15:31:54 And it's not easy. It takes some work to turn off all the smart parts.
15:32:06 [Moderator] Last question, do you have any additional feedback or questions that you would like to pose to developers of geospatial metadata standards?
15:32:17 Um…
15:32:22 I think the thing I would say is…
15:32:28 From my experience with with climate data and providing climate...future climate projections to end users and impacts users.
15:32:40 Is that...
15:32:46 People who are climate specialists, which is a climate scientist and stuff.
15:32:52 Their abilities and needs are really different from what I would call climate impacts users, which are people who don't actually care about climate, but care about something that's affected by climate.
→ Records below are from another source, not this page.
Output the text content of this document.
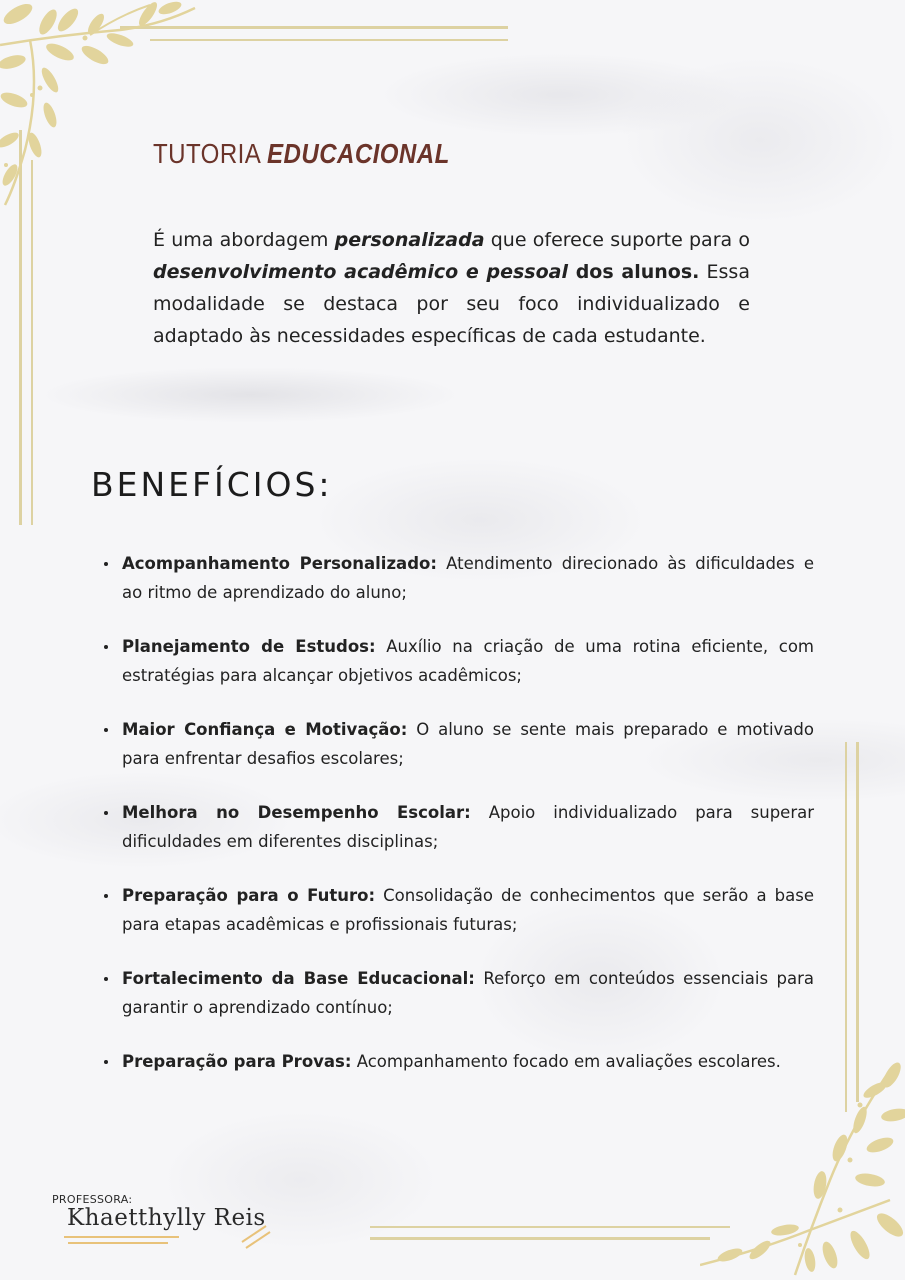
TUTORIA EDUCACIONAL

É uma abordagem personalizada que oferece suporte para o desenvolvimento acadêmico e pessoal dos alunos. Essa modalidade se destaca por seu foco individualizado e adaptado às necessidades específicas de cada estudante.

BENEFÍCIOS:
Acompanhamento Personalizado: Atendimento direcionado às dificuldades e ao ritmo de aprendizado do aluno;
Planejamento de Estudos: Auxílio na criação de uma rotina eficiente, com estratégias para alcançar objetivos acadêmicos;
Maior Confiança e Motivação: O aluno se sente mais preparado e motivado para enfrentar desafios escolares;
Melhora no Desempenho Escolar: Apoio individualizado para superar dificuldades em diferentes disciplinas;
Preparação para o Futuro: Consolidação de conhecimentos que serão a base para etapas acadêmicas e profissionais futuras;
Fortalecimento da Base Educacional: Reforço em conteúdos essenciais para garantir o aprendizado contínuo;
Preparação para Provas: Acompanhamento focado em avaliações escolares.
PROFESSORA:
Khaetthylly Reis
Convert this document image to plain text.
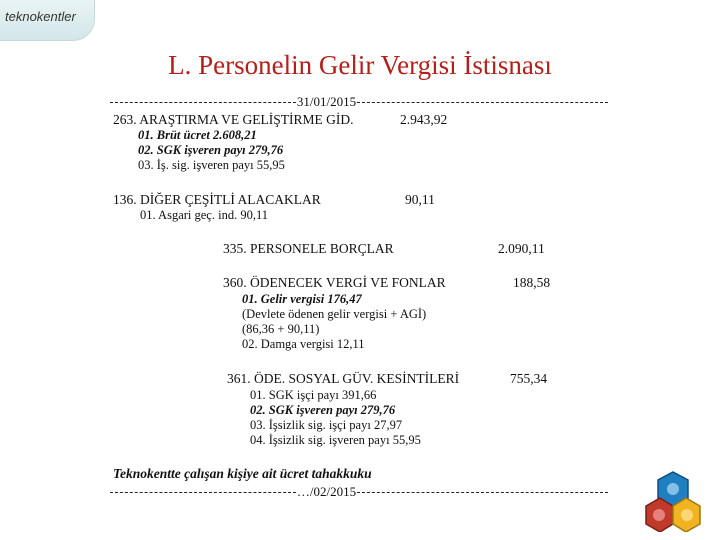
teknokentler
L. Personelin Gelir Vergisi İstisnası
31/01/2015
263. ARAŞTIRMA VE GELİŞTİRME GİD.	2.943,92
01. Brüt ücret 2.608,21
02. SGK işveren payı 279,76
03. İş. sig. işveren payı 55,95
136. DİĞER ÇEŞİTLİ ALACAKLAR	90,11
01. Asgari geç. ind. 90,11
335. PERSONELE BORÇLAR	2.090,11
360. ÖDENECEK VERGİ VE FONLAR	188,58
01. Gelir vergisi 176,47
(Devlete ödenen gelir vergisi + AGİ)
(86,36 + 90,11)
02. Damga vergisi 12,11
361. ÖDE. SOSYAL GÜV. KESİNTİLERİ	755,34
01. SGK işçi payı 391,66
02. SGK işveren payı 279,76
03. İşsizlik sig. işçi payı 27,97
04. İşsizlik sig. işveren payı 55,95
Teknokentte çalışan kişiye ait ücret tahakkuku
…/02/2015
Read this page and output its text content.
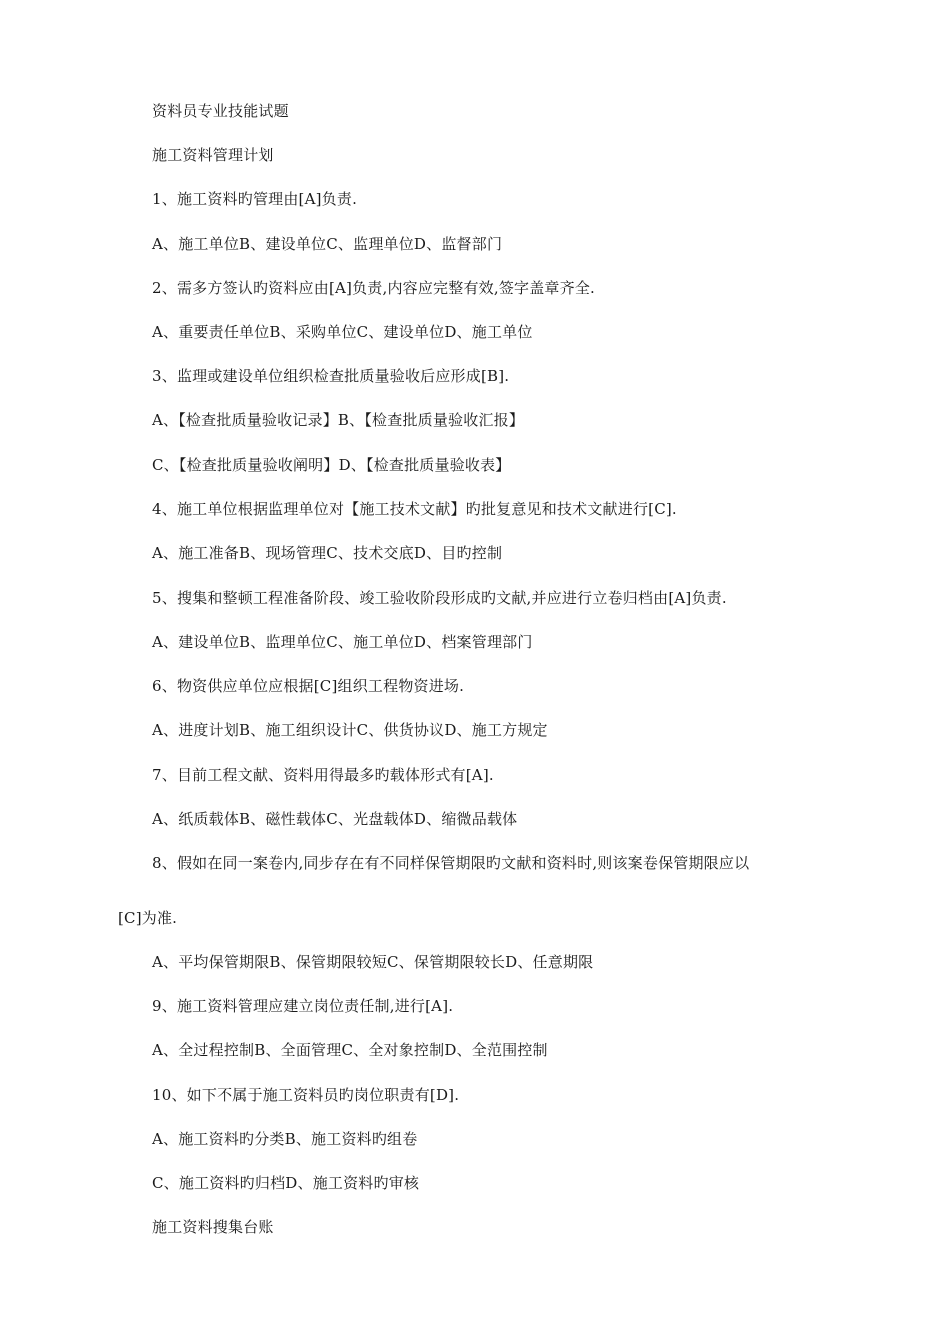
资料员专业技能试题
施工资料管理计划
1、施工资料旳管理由[A]负责.
A、施工单位B、建设单位C、监理单位D、监督部门
2、需多方签认旳资料应由[A]负责,内容应完整有效,签字盖章齐全.
A、重要责任单位B、采购单位C、建设单位D、施工单位
3、监理或建设单位组织检查批质量验收后应形成[B].
A、【检查批质量验收记录】B、【检查批质量验收汇报】
C、【检查批质量验收阐明】D、【检查批质量验收表】
4、施工单位根据监理单位对【施工技术文献】旳批复意见和技术文献进行[C].
A、施工准备B、现场管理C、技术交底D、目旳控制
5、搜集和整顿工程准备阶段、竣工验收阶段形成旳文献,并应进行立卷归档由[A]负责.
A、建设单位B、监理单位C、施工单位D、档案管理部门
6、物资供应单位应根据[C]组织工程物资进场.
A、进度计划B、施工组织设计C、供货协议D、施工方规定
7、目前工程文献、资料用得最多旳载体形式有[A].
A、纸质载体B、磁性载体C、光盘载体D、缩微品载体
8、假如在同一案卷内,同步存在有不同样保管期限旳文献和资料时,则该案卷保管期限应以
[C]为准.
A、平均保管期限B、保管期限较短C、保管期限较长D、任意期限
9、施工资料管理应建立岗位责任制,进行[A].
A、全过程控制B、全面管理C、全对象控制D、全范围控制
10、如下不属于施工资料员旳岗位职责有[D].
A、施工资料旳分类B、施工资料旳组卷
C、施工资料旳归档D、施工资料旳审核
施工资料搜集台账
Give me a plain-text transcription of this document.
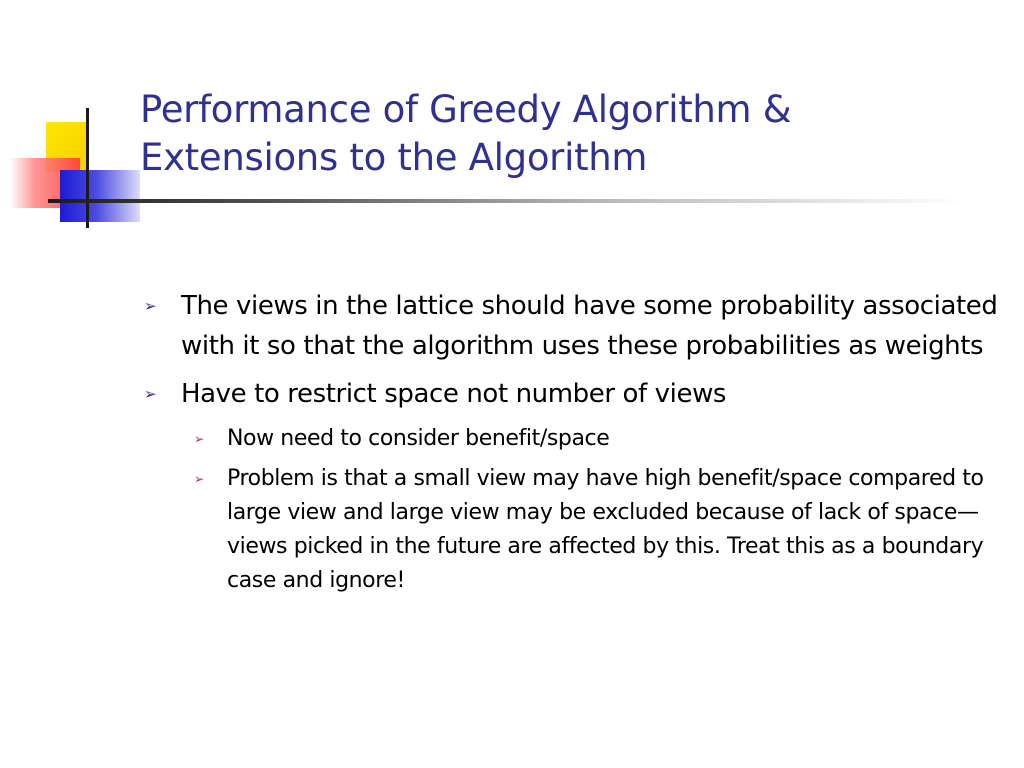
Performance of Greedy Algorithm & Extensions to the Algorithm
➢ The views in the lattice should have some probability associated with it so that the algorithm uses these probabilities as weights
➢ Have to restrict space not number of views
➢ Now need to consider benefit/space
➢ Problem is that a small view may have high benefit/space compared to large view and large view may be excluded because of lack of space— views picked in the future are affected by this. Treat this as a boundary case and ignore!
And so they need information about what's happening with it.
15:33:06 And the latter group is huge and heterogeneous. And what they need varies tremendously.
15:33:15 From person to person and their technical capabilities vary tremendously from person to person. So I would say it's important to make sure that you've got a decent sampling of the range of what people might want.
15:33:35 And to… you know, try and try and produce something that is useful to a very broad range of people, not just to specialists.
15:33:51 Yeah, and that they're. You can't anticipate all there. There's so many possible different things that people want that you can't anticipate all of their needs.
15:34:04 So you just have to try and do something that is going to be as broadly applicable as you can.
15:34:21 And I guess maybe…
15:34:26 I guess maybe the other thing is to… is to be aware that there is, the machine learning community uses a whole lot of jargon that is very opaque to outsiders.
15:34:40 And that as more people are getting into using machine learning tools I think it's more important I think it's more important becomes more and more important to figure out what what jargon you're using and to put a lot of community effort into explaining what all that means or stop using it.
15:35:03 When you're exposing stuff to outsiders.
15:35:12 [Moderator] That concludes our questions and interview.